Writing is like acting – if you want the audience to suspend their disbelief, you have to do the same, you have to commit to the reality of the play you’re performing, the story you’re writing. I feel as intensely in the scene when I’m describing the antics of Stanley as when I’m watching John Grant carve his figurehead or my detective work his way through external clues and internal devils, or, for that matter when I was Joseph, Tarzan, Winnie-the-Pooh and others and my wife was Mary, a statue on the west facade of Notre Dame, Lady Macbeth and others every night for a week on the Edinburgh Fringe back in the 70s. It makes life very exciting.

Comments

julia jones said…
Stunningly perceptive comment about the rhythms of long prose potentially affecting the variety of the dialogue. Wow! That's going to take some thinking about. Thank you Bill
Dennis Hamley said…
Oddly, I always think that long prose makes better dialogue. At least, it does for me, which is why I found out early that I wasn't a dramatist. But yes, how I agree with the rest. What is the point of writing the same book in the same genre every time? Apart from the Joslin de Lay sequence, I've always tried to make the next book as different as posssible from the one before. I want to feel confident with as many genres as I can. Otherwise, writing becomes a curse, not a blessing, a treadmill and not a journey through fresh fields and stunning views.
Ann Evans said…
Enjoyed your post, Bill, and like you I write anything and everything from romance to non fiction, kids books, even pantomime scripts. Adult crime and TV drama are my latest ventures. I tend to use pseudonyms if I've written something that might confuse readers - especially if I've written something I wouldn't want kids to read, like the crime story. I find it 'frees me up' if I'm writing under a different pen name, or I'd be thinking 'what if little Jimmy from Year 4 reads this' when I'm trying to write a particularly harrowing or saucy scene.
Mari Biella said…
I think it’s natural enough to want to try out different genres.
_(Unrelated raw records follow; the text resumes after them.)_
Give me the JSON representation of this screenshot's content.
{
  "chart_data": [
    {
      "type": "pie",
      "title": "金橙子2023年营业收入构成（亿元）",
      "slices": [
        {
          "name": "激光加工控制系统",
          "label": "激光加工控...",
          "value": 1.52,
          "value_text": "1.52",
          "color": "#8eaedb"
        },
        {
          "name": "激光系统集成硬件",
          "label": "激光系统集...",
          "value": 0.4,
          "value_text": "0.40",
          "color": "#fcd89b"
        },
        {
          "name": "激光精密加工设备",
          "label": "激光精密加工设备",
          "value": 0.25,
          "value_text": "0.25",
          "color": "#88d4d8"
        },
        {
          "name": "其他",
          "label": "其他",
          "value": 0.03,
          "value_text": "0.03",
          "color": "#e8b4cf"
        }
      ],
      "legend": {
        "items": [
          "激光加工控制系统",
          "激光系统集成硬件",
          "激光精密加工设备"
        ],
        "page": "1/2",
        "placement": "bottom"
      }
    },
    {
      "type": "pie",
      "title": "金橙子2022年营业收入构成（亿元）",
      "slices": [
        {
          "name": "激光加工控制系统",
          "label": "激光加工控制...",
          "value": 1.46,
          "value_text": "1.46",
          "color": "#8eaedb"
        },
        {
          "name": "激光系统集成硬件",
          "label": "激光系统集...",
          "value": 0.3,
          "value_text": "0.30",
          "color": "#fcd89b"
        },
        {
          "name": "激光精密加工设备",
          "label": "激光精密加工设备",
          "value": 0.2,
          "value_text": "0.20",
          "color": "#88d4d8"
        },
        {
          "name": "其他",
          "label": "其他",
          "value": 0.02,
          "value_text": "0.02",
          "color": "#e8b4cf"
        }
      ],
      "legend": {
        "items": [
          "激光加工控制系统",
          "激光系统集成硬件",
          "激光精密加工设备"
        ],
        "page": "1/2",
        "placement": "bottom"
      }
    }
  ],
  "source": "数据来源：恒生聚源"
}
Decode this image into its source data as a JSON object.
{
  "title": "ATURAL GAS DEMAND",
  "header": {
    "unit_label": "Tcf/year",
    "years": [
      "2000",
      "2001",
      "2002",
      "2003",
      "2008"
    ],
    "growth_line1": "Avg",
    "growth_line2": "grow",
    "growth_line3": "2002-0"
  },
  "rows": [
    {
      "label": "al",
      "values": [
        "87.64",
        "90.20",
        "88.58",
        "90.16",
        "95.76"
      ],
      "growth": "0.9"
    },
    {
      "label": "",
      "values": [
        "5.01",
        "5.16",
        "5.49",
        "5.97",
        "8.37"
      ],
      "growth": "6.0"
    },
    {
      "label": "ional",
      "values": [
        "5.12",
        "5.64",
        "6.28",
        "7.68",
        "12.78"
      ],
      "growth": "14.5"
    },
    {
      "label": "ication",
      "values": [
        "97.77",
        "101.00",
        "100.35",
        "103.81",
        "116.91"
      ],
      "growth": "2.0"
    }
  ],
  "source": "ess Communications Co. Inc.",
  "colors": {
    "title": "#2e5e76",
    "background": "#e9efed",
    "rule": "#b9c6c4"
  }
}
Writers are always developing, and what interested you ten years ago might not interest you so much today; and I agree that if you want readers to believe in your work, you have to believe in it too. As you say, Bill, it might not be the wisest thing to do from a marketing angle; but then again, perhaps readers would admire your versatility? I tend to stick with certain authors because I like their writing style, not necessarily because of what they choose to write... Really, though, I tend to think that genres are there mainly to minimise the chances of misleading potential readers – that, and so that booksellers can apply a handy label to books.
Lydia Bennet said…
you're preaching to the choir in my case Bill! Good to know how many of us wear so many plates and keep so many hats spinning! yes I've no doubt it's commercially less desirable but that can't be helped. keep on keeping on! I've a soft spot for JL Carr who wrote The Harpole Report and some other very idiosyncratic and wildly different books. I think he did some kind of self publishing/printing, but was much loved and ended up with at least one feature film (A month in the country) made from his books and at least one radio 4 serial.
Bill Kirton said…
Thanks all, reassuring to know I'm relatively normal.
John said…
Nice one Bill. Sensible intelligent article
Definitely preaching to the choir, Valerie's right. This was always my problem. One book never quite resembled the next so they didn't know where to place me. I invariably find, these days, that even when I love a particular writer's work, I get very fed up of the way they so often produce more of the same, not just within a genre, which is fine, but a replica of the precious book - and I'm SURE it's because publishers and agents are telling them to do it. The writers whose work I love seem to be able to get away with ringing the changes. I also don't think people should have to write under pseudonyms - it gets a bit silly when you get 'a writing as b' on the actual cover of a novel!
Precious. That was a Freudian slip! Previous! Should have read previous.
glitter noir said…
Another terrific and provocative performance by Bill Kirton.